Así lo manifestaron en la presentación de las conclusiones, hechas públicas ayer en Granada, al término de la reunión extraordinaria de presidentes de TSJ que desde el lunes se celebró en la capital de la Alhambra, con motivo del V Centenario de la Real Chancillería de Granada, sede del Tribunal Superior de Justicia de Andalucía.

A la presentación de las conclusiones asistió el presidente del Tribunal Supremo y del Consejo General del Poder Judicial, Francisco José Hernando, que mostró su "preocupación" por las reformas planteadas por el Gobierno y recordó "he jurado cumplir y hacer cumplir la Constitución" en alusión a que sólo apoyará las modificaciones constitucionales. Sobre las conclusiones, manifestó su "apoyo a lo que acuerdan mis compañeros, máxime, cuando se adoptan por unanimidad".

En su informe, los presidentes consideraron que "no existe una verdadera necesidad de suprimir o sustituir las Salas de Gobierno", teniendo en cuenta el punto de vista de la eficacia y legitimidad de las funciones que actualmente desempeñan.

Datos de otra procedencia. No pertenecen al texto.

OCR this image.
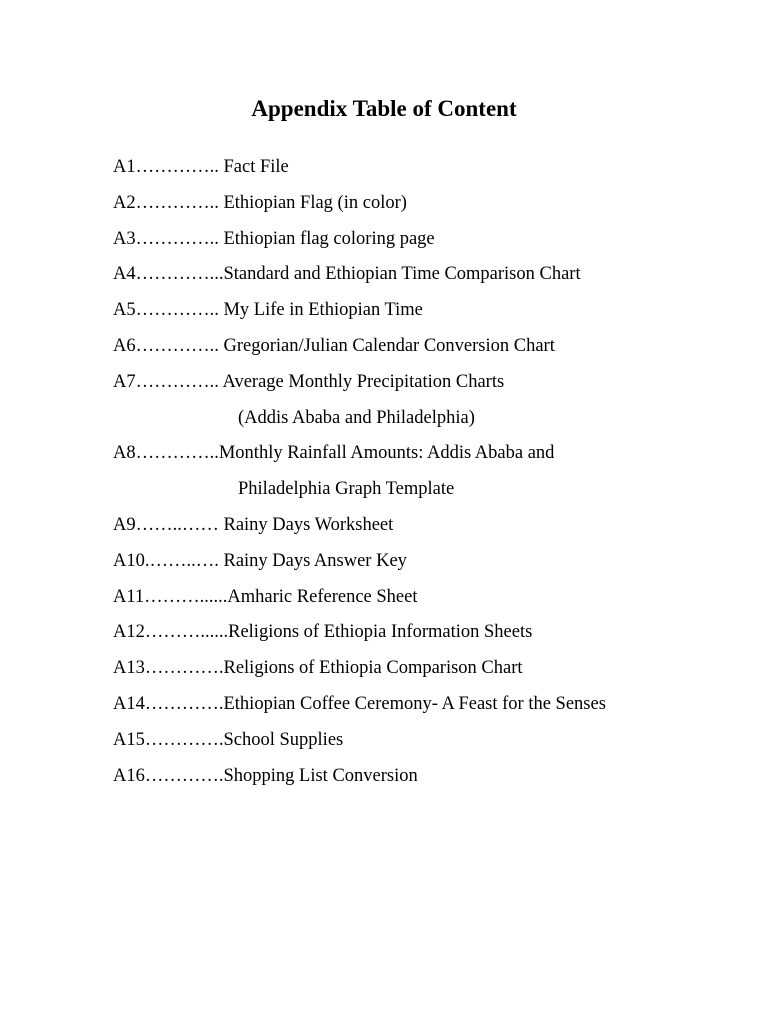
Appendix Table of Content
A1………….. Fact File
A2………….. Ethiopian Flag (in color)
A3………….. Ethiopian flag coloring page
A4…………...Standard and Ethiopian Time Comparison Chart
A5………….. My Life in Ethiopian Time
A6………….. Gregorian/Julian Calendar Conversion Chart
A7………….. Average Monthly Precipitation Charts
(Addis Ababa and Philadelphia)
A8…………..Monthly Rainfall Amounts: Addis Ababa and
Philadelphia Graph Template
A9……..…… Rainy Days Worksheet
A10.……..…. Rainy Days Answer Key
A11………......Amharic Reference Sheet
A12………......Religions of Ethiopia Information Sheets
A13………….Religions of Ethiopia Comparison Chart
A14………….Ethiopian Coffee Ceremony- A Feast for the Senses
A15………….School Supplies
A16………….Shopping List Conversion
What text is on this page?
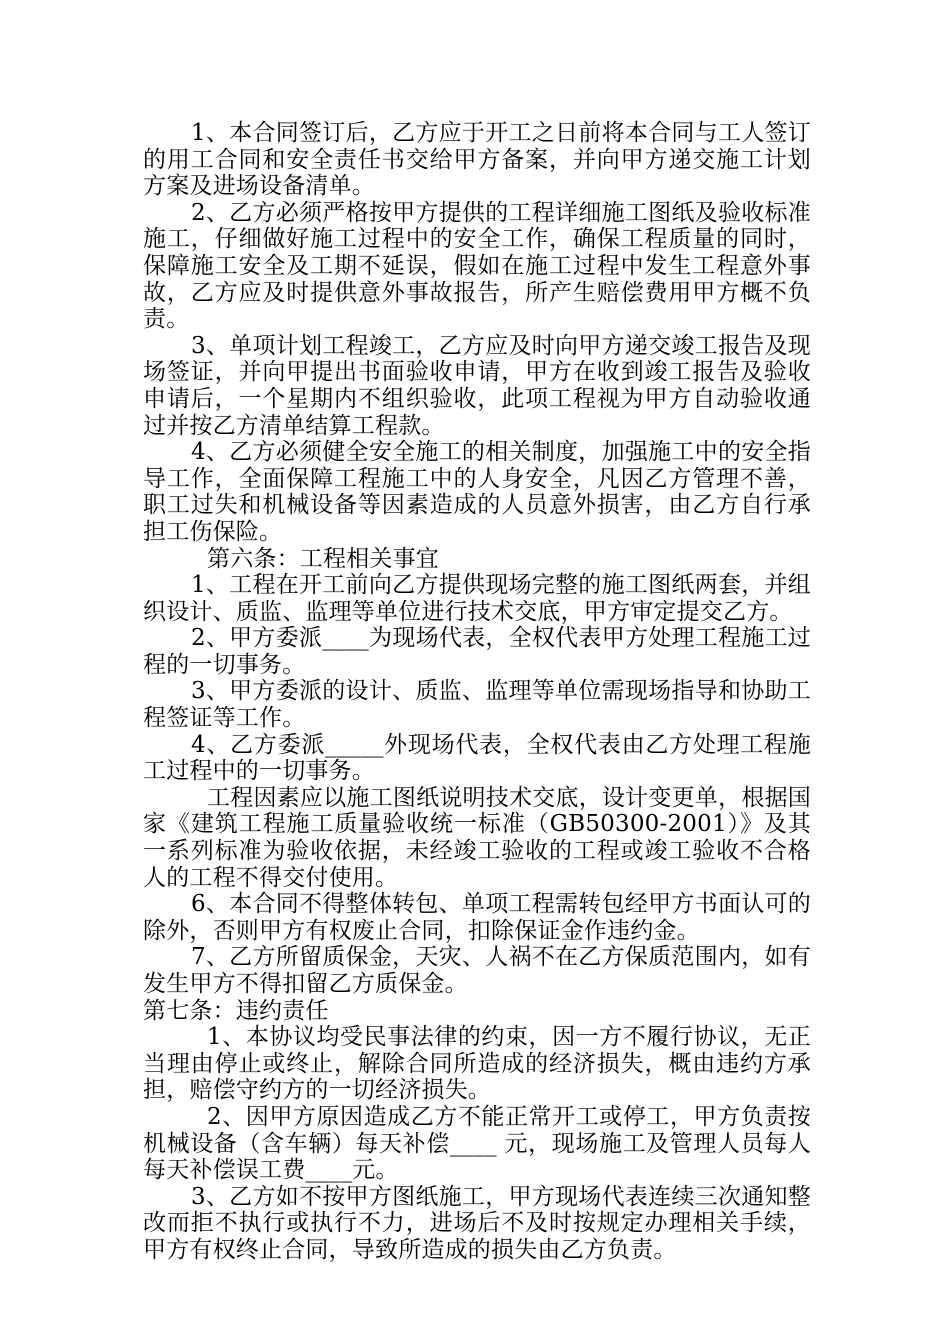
1、本合同签订后，乙方应于开工之日前将本合同与工人签订的用工合同和安全责任书交给甲方备案，并向甲方递交施工计划方案及进场设备清单。

2、乙方必须严格按甲方提供的工程详细施工图纸及验收标准施工，仔细做好施工过程中的安全工作，确保工程质量的同时，保障施工安全及工期不延误，假如在施工过程中发生工程意外事故，乙方应及时提供意外事故报告，所产生赔偿费用甲方概不负责。

3、单项计划工程竣工，乙方应及时向甲方递交竣工报告及现场签证，并向甲提出书面验收申请，甲方在收到竣工报告及验收申请后，一个星期内不组织验收，此项工程视为甲方自动验收通过并按乙方清单结算工程款。

4、乙方必须健全安全施工的相关制度，加强施工中的安全指导工作，全面保障工程施工中的人身安全，凡因乙方管理不善，职工过失和机械设备等因素造成的人员意外损害，由乙方自行承担工伤保险。

第六条：工程相关事宜

1、工程在开工前向乙方提供现场完整的施工图纸两套，并组织设计、质监、监理等单位进行技术交底，甲方审定提交乙方。

2、甲方委派____为现场代表，全权代表甲方处理工程施工过程的一切事务。

3、甲方委派的设计、质监、监理等单位需现场指导和协助工程签证等工作。

4、乙方委派_____外现场代表，全权代表由乙方处理工程施工过程中的一切事务。

工程因素应以施工图纸说明技术交底，设计变更单，根据国家《建筑工程施工质量验收统一标准（GB50300-2001）》及其一系列标准为验收依据，未经竣工验收的工程或竣工验收不合格人的工程不得交付使用。

6、本合同不得整体转包、单项工程需转包经甲方书面认可的除外，否则甲方有权废止合同，扣除保证金作违约金。

7、乙方所留质保金，天灾、人祸不在乙方保质范围内，如有发生甲方不得扣留乙方质保金。

第七条：违约责任

1、本协议均受民事法律的约束，因一方不履行协议，无正当理由停止或终止，解除合同所造成的经济损失，概由违约方承担，赔偿守约方的一切经济损失。

2、因甲方原因造成乙方不能正常开工或停工，甲方负责按机械设备（含车辆）每天补偿____ 元，现场施工及管理人员每人每天补偿误工费____元。

3、乙方如不按甲方图纸施工，甲方现场代表连续三次通知整改而拒不执行或执行不力，进场后不及时按规定办理相关手续，甲方有权终止合同，导致所造成的损失由乙方负责。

En este sentido, estimaron "perturbador" el modelo de Consejos Autonómicos de Justicia propuesto por el anteproyecto.

De este modo, los presidentes insistieron en que las competencias que afectan a las garantías constitucionales del ejercicio de la función jurisdiccional "deben seguir residiendo en exclusiva y con plenitud en el CGPJ y en las Salas de Gobierno de los TSJ con su composición actual". Pero, los presidentes de los TSJ en las comunidades abogaron por potenciar las comisiones mixtas de cooperación entre las comunidades y las Administraciones y las Salas de Gobierno de los TSJ.

Los presidentes rechazaron el modelo de Justicia de Proximidad contenido en el anteproyecto porque introduce un modelo de juez que "quiebra las garantías de imparcialidad, inamovilidad e independencia"; porque la desigual implantación territorial crea "factores de desigualdad en el acceso de los ciudadanos" a la Justicia; y porque, según apuntaron, "no se encuentra ninguna ventaja respecto al modelo vigente".